The HBCU Wellness Project has inspired me to become a change agent in the African American community. As a health ambassador, I discovered a passion for educating young women on infant mortality. My long  term goal is to decrease the high rates of infant mortality and teen pregnancy through psycho-educational groups. I plan to facilitate groups comprised of teenage girls who will be educated on prevention methods of infant mortality and provided with educational resources."




“Once I graduated, I continued to volunteer with one of my favorite community outreach non-profit organizations, which also happened to be the same organization I collaborated with during my time as a Student Health Ambassador. After a year’s time, this organization, PEAS INC (Partnership to End AIDS Status) granted me the opportunity to work as their Program Director. Also, I am currently consulting with St. Jude Children’s Research Hospital as a Community Outreach Recruiter.
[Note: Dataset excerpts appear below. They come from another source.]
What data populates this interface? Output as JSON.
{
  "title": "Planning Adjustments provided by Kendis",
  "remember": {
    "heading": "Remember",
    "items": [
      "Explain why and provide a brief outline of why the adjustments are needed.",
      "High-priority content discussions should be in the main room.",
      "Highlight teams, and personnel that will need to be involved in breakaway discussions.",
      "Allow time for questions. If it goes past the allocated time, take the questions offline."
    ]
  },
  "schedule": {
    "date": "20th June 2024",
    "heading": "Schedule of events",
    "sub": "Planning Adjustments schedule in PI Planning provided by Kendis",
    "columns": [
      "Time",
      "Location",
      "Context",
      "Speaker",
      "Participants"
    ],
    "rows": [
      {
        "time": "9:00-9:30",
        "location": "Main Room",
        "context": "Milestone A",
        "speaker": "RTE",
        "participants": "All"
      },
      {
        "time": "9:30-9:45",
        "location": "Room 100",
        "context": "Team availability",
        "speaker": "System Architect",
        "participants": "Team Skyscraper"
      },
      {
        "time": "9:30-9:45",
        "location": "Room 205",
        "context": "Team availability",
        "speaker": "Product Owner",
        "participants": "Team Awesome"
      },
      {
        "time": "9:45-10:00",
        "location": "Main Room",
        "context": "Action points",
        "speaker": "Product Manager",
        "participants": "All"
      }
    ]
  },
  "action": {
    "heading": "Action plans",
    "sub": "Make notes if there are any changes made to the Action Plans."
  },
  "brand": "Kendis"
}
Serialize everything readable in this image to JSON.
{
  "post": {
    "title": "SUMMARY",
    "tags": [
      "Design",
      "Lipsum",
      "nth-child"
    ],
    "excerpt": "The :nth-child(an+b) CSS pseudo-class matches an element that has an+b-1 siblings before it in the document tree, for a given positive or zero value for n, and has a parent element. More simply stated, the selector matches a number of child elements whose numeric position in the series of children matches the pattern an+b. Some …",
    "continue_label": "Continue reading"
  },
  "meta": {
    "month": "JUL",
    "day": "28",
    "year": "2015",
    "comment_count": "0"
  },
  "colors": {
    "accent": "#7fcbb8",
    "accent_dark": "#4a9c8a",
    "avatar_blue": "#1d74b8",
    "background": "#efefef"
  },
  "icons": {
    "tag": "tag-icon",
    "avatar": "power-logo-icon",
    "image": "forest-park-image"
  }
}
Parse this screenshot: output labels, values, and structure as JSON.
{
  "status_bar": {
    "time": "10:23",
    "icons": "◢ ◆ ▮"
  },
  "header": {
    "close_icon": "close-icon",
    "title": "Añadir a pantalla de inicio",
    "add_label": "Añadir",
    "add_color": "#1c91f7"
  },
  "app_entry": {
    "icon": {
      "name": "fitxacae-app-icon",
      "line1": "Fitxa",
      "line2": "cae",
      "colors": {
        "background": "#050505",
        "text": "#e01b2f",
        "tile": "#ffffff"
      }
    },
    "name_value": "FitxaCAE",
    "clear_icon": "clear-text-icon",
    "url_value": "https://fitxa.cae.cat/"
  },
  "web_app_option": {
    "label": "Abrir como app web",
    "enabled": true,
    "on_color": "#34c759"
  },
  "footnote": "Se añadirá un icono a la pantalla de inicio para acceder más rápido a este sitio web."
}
As cliché as this may sound, the truth of the matter is that the HBCU Wellness Project’s biggest benefit for participants, like myself, is opportunity. The evidence speaks for itself. If ever there is a program that will allow HBCU students to be nurtured, groomed and released to do great things in the community, it is the HBCU Wellness Project."



“I am currently working as a Program Manager for the Robert Wood Johnson Foundation Center for Health Policy at Meharry Medical College. Since graduating from Fisk, I have received my M.Ed. and I am currently a Ed.D. Candidate at Tennessee State University.


The HBCU Wellness Project taught me the importance of academic and community partnerships. As an undergraduate student, I was focused on completing my matriculation and moving forward to the next phase in my life. Prior to participating in the project, I understood the importance of community involvement but I did not know I could truly influence the lives of people in my community. As a Student Health Ambassador, I realized institutions of higher learning possess an abundance of resources that could potentially help the community."